Monday, 4 April 2011

Valentin Silvestrov: Bagatelles and Serenades

Listened twice over the weekend to Valentin Silvestrov's Bagatelles and Serenades and was further enchanted by the idiosyncratic compositional style of this Ukrainian composer. He's clearly fond of a particular kind of chord or interval, as every piece I've heard is distinctly Silvestov. I imagine musicologists could determine precisely what gives his music this particularly feel, it seems as though it's a unique pattern of notes, but what do I know.

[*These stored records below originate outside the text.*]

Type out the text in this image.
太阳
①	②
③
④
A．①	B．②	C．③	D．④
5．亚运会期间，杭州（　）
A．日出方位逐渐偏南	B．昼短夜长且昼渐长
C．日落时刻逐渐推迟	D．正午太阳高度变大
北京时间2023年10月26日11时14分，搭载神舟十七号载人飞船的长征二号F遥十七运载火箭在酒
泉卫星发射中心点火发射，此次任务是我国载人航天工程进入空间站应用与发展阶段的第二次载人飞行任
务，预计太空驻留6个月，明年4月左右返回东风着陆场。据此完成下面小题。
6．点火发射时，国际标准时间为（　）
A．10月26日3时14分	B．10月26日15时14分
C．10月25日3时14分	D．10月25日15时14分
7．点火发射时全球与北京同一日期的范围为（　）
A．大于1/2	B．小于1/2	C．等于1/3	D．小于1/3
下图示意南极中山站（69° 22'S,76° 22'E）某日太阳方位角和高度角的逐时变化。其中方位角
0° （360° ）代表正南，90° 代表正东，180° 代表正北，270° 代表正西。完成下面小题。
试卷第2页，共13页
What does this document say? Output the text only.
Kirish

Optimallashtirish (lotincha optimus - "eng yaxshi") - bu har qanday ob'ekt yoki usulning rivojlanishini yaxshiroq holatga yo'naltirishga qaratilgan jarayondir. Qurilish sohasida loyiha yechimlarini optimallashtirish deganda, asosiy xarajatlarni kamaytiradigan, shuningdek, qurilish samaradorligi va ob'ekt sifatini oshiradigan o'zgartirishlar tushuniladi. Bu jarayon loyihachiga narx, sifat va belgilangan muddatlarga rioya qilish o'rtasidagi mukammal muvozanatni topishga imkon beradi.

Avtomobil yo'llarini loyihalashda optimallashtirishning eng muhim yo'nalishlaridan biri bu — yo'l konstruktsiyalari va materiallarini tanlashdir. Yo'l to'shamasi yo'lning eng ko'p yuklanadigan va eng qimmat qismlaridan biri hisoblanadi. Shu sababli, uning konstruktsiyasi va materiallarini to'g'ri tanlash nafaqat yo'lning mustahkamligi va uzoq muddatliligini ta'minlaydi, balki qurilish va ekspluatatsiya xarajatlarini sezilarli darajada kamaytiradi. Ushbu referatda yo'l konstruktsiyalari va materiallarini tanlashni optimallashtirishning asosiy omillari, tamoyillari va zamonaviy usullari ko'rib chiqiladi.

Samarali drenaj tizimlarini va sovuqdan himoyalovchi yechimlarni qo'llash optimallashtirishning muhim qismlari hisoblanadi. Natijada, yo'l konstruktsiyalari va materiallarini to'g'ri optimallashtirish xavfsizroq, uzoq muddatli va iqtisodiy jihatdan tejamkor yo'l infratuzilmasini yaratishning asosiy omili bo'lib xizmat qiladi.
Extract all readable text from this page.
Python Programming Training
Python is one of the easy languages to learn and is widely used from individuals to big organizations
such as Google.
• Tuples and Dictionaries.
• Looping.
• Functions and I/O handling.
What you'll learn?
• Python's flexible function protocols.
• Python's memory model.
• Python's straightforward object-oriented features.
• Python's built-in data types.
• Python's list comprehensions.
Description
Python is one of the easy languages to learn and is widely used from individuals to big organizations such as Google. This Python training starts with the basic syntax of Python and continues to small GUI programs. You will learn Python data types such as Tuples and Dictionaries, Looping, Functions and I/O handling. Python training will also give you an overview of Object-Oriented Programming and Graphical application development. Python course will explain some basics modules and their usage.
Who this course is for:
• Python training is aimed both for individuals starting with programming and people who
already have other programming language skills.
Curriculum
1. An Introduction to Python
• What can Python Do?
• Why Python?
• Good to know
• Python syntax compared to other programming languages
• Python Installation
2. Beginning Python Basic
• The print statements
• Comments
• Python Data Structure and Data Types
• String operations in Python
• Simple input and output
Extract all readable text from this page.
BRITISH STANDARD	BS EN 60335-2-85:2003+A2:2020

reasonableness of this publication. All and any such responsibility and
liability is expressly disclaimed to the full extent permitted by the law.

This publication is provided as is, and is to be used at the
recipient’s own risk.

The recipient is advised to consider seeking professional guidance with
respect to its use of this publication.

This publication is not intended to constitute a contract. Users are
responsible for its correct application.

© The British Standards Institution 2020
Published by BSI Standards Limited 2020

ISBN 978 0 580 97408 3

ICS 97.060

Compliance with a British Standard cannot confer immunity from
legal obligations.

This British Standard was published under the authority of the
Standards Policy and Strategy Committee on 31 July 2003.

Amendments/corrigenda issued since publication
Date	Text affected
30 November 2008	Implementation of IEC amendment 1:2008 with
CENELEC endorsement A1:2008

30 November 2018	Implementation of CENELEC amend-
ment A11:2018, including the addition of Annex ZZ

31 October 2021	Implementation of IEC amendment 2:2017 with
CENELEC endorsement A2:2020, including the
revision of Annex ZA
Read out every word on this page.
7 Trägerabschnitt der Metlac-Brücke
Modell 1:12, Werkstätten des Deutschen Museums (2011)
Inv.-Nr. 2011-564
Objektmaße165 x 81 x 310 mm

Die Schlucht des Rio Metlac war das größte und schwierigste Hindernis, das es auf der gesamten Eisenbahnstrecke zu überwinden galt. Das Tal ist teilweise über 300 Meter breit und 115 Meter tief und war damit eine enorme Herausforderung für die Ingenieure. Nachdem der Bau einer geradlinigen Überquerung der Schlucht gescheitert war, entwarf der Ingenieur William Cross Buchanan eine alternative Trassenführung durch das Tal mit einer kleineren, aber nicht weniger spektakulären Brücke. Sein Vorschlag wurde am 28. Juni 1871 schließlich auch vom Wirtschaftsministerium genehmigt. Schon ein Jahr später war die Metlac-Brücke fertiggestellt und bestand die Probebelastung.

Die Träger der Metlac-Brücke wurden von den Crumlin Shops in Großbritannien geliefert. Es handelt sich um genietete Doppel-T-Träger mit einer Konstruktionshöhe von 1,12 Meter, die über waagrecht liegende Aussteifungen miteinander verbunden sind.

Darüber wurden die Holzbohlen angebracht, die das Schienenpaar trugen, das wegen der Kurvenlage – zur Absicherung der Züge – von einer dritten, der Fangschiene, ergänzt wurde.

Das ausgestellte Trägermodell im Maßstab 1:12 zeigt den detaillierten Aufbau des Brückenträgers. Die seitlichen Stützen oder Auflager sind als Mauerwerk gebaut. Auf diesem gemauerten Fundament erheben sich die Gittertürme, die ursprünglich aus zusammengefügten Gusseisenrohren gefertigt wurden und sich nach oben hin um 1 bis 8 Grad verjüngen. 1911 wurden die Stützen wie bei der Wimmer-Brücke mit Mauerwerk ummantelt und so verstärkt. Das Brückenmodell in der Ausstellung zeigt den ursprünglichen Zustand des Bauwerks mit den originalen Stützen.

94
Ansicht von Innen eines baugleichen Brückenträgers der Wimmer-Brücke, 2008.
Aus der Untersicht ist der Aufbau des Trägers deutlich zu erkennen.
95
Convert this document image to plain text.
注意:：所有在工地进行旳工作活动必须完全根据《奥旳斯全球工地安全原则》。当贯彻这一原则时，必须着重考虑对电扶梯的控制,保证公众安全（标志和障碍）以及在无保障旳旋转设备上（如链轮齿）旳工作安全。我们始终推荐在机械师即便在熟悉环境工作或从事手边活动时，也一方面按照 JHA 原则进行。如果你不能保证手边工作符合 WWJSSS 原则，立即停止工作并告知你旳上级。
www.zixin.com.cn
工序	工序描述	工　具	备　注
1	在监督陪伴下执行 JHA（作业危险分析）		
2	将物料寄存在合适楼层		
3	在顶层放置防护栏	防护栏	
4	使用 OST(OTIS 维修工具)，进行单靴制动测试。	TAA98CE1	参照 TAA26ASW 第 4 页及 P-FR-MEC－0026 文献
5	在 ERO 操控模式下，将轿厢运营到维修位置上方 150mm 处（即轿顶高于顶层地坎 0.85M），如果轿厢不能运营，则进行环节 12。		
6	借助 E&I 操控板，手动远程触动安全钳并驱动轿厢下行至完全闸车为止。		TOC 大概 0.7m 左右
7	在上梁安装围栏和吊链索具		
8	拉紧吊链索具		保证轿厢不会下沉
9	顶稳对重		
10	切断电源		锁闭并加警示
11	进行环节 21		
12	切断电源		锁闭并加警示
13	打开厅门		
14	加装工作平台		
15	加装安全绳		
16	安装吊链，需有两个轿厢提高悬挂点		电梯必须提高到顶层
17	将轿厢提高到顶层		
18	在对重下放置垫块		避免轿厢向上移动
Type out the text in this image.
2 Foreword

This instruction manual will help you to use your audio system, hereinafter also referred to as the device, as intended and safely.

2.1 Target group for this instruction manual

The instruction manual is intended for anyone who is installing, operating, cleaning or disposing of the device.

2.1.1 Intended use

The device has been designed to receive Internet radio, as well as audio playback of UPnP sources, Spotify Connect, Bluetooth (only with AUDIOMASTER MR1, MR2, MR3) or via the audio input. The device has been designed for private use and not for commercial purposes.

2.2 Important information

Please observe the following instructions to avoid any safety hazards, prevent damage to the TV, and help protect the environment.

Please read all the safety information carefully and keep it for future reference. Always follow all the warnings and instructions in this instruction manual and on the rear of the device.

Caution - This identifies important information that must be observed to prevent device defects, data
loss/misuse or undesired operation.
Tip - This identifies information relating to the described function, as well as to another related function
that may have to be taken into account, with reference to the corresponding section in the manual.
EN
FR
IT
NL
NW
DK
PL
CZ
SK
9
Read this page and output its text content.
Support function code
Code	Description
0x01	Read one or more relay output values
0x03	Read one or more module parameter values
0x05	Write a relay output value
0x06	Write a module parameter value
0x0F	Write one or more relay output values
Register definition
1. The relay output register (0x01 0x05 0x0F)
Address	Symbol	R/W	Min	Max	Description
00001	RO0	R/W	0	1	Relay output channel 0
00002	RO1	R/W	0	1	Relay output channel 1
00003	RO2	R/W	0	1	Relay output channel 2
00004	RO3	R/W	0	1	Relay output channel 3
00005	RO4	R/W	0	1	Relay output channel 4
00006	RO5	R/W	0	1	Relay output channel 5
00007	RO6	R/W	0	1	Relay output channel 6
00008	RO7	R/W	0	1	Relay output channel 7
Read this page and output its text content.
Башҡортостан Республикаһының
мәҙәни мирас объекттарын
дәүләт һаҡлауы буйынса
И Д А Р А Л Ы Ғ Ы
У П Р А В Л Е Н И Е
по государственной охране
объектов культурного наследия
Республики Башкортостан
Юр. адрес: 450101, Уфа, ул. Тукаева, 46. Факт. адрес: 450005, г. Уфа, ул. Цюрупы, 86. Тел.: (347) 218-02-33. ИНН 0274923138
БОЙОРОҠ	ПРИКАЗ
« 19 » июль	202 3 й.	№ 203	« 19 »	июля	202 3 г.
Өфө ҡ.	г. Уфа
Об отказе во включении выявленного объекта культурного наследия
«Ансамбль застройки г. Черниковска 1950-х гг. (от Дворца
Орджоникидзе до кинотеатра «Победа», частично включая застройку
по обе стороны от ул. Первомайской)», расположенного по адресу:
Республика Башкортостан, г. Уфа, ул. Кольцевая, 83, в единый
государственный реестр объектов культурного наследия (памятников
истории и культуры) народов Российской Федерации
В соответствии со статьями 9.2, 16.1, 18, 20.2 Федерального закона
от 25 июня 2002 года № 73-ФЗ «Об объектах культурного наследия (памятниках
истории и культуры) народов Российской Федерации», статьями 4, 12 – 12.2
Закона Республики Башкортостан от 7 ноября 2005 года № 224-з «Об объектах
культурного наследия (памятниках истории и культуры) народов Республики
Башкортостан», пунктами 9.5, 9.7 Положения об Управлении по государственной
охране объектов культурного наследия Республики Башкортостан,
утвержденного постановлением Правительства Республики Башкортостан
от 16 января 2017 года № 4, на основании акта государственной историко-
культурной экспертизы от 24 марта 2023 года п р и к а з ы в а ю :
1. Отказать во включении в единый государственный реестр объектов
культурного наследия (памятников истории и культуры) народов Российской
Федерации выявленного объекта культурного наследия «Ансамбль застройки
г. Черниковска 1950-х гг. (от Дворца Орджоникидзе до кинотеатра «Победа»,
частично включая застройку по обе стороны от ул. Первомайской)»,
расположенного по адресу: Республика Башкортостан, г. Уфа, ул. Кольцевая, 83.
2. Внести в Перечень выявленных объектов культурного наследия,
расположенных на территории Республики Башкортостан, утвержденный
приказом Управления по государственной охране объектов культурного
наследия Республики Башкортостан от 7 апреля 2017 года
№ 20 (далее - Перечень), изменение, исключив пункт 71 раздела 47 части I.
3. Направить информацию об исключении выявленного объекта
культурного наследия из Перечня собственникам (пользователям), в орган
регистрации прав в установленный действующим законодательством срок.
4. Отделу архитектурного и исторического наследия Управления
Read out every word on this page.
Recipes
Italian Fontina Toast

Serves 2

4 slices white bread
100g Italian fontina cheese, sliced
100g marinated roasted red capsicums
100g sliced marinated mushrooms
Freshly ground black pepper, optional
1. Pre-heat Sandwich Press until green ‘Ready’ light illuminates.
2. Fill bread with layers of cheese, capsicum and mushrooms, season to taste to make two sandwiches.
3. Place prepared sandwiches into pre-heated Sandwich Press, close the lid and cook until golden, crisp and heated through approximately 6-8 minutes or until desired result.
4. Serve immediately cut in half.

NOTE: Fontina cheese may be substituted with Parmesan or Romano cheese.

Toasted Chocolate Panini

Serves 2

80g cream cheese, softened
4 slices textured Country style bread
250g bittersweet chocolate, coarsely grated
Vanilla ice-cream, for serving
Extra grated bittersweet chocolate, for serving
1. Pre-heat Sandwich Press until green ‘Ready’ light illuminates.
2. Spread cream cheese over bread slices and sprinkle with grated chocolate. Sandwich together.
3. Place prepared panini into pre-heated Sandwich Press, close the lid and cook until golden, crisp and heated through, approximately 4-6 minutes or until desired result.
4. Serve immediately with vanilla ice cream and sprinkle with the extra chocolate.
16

I first heard his 'Elegie' and 'Der Bote' on Alexi Lubimov's excellent recital release Der Bote, sat beside similarly enigmatic work by Debussy, Glinka, CPE Bach and Cage. His symphonies get noisy and dissonant, but they too employ these same motifs. There's an aspect of the simplicity of Arvo Part, particularly in the Bagatelles, but combined with the suspended, anti-resolution of Satie, and a greater degree of melancholy than either. This is manifest as a kind of abstract nostalgia, a hauntological reaching back into classical piano music essences, the melodies of The Caretaker transcribed, slowed down, and saddened.

ECM release most of his music, and it seems tailor made for their aesthetic, without succumbing to the 'Nordic-wallpaper' blandness that taints some of their releases.